Pedro llegó casi atrás de mí a la clase, que pasó sin contratiempos. Era la continuación de un proyecto de poesía vanguardista y este era el día de la creación. Empezamos en grupo con un cadáver exquisito que los hizo reír y terminamos con caligramas, una gran mayoría en forma de lágrima y de lluvia, de corazones y de claves de sol; pero encontré también figuras de armas y de hojas de mariguana. “¡Puro barrio!”, decía uno. Luego el de Luis, un niño bajito y delgado, que nunca hablaba ni se movía de su asiento, llamó mi atención porque formó con palabras llenas de insomnio una cama que me causó inquietud.
Cuando me acerqué a Pedro, escribía su caligrama en un nuevo cuaderno que ya se veía desmadejado. Le llamé la atención y se disculpó con una sonrisa y una luz de promesa en sus ojos redondos y negros. Le pregunté por qué no había asistido a clase el día anterior y me dijo que no había podido porque había ido a Guadalajara con su mamá. La explicación me pareció graciosa porque parecía que hablaba de un lugar lejano y sin embargo era el lugar desde donde yo me desplazaba cada día.
-Está bien, Pedro. Entiendo. Ponte al corriente y échale ganas a tu caligrama, ¿sale?
Pedro continuó su tarea con mucho brío. Parecía otra lágrima, pero me dijo que era una gota de sangre y me pidió que no lo revisara hasta que estuviera terminado.
Al finalizar la clase, me pasé al otro grupo, en el que tampoco ocurrieron cosas relevantes, pero cuando salí noté que Pedro estaba en la oficina de prefectura, acompañado de un joven unos diez años mayor que él. Supuse que se había metido en problemas. No era la primera vez.
De vuelta a mi casa el carro no soportó más el sobrecalentamiento. Regresé en grúa y con un diagnóstico desalentador para mi bolsillo.
A la mañana siguiente hice casi tres horas de camino, en una línea de tren y dos autobuses. Luego tuve que andar veinte minutos bajo un sol rabioso. Afortunadamente había tomado mi tiempo, pero entendí a Pedro. En el trayecto escuché en la radio al secretario de educación, asegurando que a los manifestantes se les descontaría el día y que actuarían con firmeza contra los maestros que no cumplieran con sus horarios de trabajo. Abracé mi bolsa y caminé más rápido.

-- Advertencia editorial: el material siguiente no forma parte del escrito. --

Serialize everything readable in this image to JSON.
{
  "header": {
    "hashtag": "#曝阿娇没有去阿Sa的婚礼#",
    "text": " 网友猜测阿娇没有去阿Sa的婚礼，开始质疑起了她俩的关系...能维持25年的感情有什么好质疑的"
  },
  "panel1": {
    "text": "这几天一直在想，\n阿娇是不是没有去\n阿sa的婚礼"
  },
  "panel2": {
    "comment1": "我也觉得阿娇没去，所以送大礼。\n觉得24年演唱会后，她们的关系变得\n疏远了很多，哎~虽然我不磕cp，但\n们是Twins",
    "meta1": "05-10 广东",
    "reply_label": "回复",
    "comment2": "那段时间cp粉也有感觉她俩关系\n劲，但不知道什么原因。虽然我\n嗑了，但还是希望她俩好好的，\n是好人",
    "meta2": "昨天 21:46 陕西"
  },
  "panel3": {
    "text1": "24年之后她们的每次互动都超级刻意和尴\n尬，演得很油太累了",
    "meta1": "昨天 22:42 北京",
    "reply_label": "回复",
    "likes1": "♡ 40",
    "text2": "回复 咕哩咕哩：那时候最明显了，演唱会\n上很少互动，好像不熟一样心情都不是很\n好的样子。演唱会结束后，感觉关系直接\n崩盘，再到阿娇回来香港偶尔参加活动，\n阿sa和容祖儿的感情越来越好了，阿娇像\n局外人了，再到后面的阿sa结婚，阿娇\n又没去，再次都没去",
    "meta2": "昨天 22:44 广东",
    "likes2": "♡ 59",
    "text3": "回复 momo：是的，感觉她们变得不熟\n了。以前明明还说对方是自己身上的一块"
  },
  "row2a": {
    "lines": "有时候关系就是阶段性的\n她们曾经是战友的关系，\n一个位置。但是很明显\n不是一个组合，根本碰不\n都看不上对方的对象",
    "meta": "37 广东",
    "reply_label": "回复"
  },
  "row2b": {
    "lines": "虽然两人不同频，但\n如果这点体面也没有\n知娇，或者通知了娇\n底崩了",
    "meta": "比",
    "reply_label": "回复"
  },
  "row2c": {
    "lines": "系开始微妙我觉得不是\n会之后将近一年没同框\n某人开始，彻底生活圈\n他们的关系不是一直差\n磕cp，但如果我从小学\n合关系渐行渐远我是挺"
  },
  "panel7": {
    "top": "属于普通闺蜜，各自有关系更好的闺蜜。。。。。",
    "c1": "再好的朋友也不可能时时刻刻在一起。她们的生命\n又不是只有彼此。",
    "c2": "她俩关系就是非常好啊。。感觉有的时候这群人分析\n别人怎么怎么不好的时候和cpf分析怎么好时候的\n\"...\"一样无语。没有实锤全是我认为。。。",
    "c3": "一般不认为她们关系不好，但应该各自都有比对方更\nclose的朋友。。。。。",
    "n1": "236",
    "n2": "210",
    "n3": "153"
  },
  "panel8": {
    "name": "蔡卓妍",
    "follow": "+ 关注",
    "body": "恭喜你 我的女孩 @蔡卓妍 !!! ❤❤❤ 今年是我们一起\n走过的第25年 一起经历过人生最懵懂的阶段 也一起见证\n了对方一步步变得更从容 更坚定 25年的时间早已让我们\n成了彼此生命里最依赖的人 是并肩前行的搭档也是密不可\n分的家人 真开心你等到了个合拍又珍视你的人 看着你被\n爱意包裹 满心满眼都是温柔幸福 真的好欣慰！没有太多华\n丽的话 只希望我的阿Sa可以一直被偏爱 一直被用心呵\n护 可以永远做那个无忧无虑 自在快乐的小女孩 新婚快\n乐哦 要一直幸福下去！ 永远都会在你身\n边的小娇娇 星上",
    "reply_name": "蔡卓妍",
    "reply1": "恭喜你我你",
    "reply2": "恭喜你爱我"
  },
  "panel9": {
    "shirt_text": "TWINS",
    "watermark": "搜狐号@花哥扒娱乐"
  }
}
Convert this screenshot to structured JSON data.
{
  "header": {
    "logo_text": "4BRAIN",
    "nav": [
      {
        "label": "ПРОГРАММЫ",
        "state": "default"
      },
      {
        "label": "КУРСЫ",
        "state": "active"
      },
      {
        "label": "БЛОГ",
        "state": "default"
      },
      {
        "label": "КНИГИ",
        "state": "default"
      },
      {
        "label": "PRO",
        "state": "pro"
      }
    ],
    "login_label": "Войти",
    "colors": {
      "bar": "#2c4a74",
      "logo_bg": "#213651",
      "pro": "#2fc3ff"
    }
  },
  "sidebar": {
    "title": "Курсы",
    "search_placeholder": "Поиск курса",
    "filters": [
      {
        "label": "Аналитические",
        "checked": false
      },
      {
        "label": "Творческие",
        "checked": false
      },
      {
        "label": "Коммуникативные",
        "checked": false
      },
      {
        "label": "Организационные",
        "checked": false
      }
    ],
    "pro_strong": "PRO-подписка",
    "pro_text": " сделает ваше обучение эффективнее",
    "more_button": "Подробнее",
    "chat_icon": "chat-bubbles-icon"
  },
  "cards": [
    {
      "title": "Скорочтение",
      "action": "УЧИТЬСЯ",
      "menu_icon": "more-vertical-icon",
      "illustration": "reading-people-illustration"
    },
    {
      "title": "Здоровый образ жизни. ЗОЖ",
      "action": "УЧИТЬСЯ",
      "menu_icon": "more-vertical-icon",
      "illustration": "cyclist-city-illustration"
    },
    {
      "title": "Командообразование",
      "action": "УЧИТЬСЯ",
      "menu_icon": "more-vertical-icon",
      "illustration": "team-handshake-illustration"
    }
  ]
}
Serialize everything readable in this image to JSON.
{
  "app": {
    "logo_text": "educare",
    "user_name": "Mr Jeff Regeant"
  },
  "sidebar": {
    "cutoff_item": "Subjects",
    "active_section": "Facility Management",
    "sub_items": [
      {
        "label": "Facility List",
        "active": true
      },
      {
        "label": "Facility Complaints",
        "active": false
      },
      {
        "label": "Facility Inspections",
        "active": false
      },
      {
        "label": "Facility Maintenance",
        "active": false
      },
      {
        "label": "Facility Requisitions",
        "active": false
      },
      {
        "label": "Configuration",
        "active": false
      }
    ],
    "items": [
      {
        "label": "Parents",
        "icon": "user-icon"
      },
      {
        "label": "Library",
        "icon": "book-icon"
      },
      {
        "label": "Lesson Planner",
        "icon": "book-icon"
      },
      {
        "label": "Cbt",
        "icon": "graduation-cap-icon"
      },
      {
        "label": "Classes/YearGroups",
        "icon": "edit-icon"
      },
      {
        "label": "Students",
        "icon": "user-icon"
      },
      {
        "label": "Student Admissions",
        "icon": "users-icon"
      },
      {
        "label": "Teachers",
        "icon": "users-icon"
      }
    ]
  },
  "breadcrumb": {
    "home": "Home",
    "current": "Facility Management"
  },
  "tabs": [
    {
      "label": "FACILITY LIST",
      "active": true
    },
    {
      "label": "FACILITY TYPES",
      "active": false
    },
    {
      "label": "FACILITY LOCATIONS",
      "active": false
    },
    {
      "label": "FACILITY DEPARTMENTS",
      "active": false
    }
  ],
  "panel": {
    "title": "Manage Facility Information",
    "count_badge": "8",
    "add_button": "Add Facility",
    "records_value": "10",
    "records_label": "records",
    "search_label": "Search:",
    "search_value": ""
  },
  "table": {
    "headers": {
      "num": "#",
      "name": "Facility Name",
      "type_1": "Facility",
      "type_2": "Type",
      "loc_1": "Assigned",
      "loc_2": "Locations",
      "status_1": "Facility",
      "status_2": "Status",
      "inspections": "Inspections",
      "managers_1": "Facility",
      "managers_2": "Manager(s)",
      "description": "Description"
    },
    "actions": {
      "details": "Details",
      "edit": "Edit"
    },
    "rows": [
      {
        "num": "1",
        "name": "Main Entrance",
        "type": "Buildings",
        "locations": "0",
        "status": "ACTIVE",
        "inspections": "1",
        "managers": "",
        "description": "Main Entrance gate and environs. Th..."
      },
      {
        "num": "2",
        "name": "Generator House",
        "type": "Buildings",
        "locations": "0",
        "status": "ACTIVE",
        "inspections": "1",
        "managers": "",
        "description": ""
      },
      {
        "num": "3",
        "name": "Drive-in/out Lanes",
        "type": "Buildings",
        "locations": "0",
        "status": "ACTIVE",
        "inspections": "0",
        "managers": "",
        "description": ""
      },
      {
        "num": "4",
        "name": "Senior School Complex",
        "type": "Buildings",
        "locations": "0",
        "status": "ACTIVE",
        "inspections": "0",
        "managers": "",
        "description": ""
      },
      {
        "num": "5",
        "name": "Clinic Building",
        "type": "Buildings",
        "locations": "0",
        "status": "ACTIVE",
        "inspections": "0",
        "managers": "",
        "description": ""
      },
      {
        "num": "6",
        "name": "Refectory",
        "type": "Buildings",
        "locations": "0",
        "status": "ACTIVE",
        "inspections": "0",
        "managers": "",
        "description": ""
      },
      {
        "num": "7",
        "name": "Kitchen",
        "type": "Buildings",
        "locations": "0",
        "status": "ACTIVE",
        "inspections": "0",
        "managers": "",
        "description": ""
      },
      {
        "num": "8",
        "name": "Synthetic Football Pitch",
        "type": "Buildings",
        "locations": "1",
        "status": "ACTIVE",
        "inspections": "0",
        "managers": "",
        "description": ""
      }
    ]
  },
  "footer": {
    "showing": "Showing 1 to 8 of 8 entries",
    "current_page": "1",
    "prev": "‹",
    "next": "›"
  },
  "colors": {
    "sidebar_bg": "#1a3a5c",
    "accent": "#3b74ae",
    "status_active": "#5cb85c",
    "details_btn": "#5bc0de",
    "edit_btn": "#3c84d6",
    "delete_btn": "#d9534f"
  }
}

Cuando llegué, Pedro corrió hacia el portón y me ayudó con mis cosas.
-¿Qué hiciste, Pedro, que tuvo que venir ayer tu hermano a prefectura?
-No es mi hermano, maestra. Es mi padrastro. Mejor no le cuento qué pasó, discúlpeme –y agachó su cabeza, entre avergonzado y triste.
Le di una palmada en la espalda y cuando se fue, la prefecta se encargó de informarme. Lo habían encontrado en el baño, cortándose la piel de los antebrazos con una navaja. Habían llamado a sus papás, pero su papá estaba en la cárcel y su mamá trabajaba todo el día en una fábrica, así que acudió “el padrastro”, un mocoso apenas mayor que Pedro, a ver qué pasaba.
¿Qué pasaba? Lo que pasa con tantos chicos de mi escuela que no comen, que se drogan, que tienen a sus papás ausentes, que viven la pobreza y la violencia de las calles y sus casas. Sentí rabia. Por Pedro, por mí y por mis compañeros manifestantes. Todos luchamos por sobrevivir. Me pregunto cómo será en Finlandia.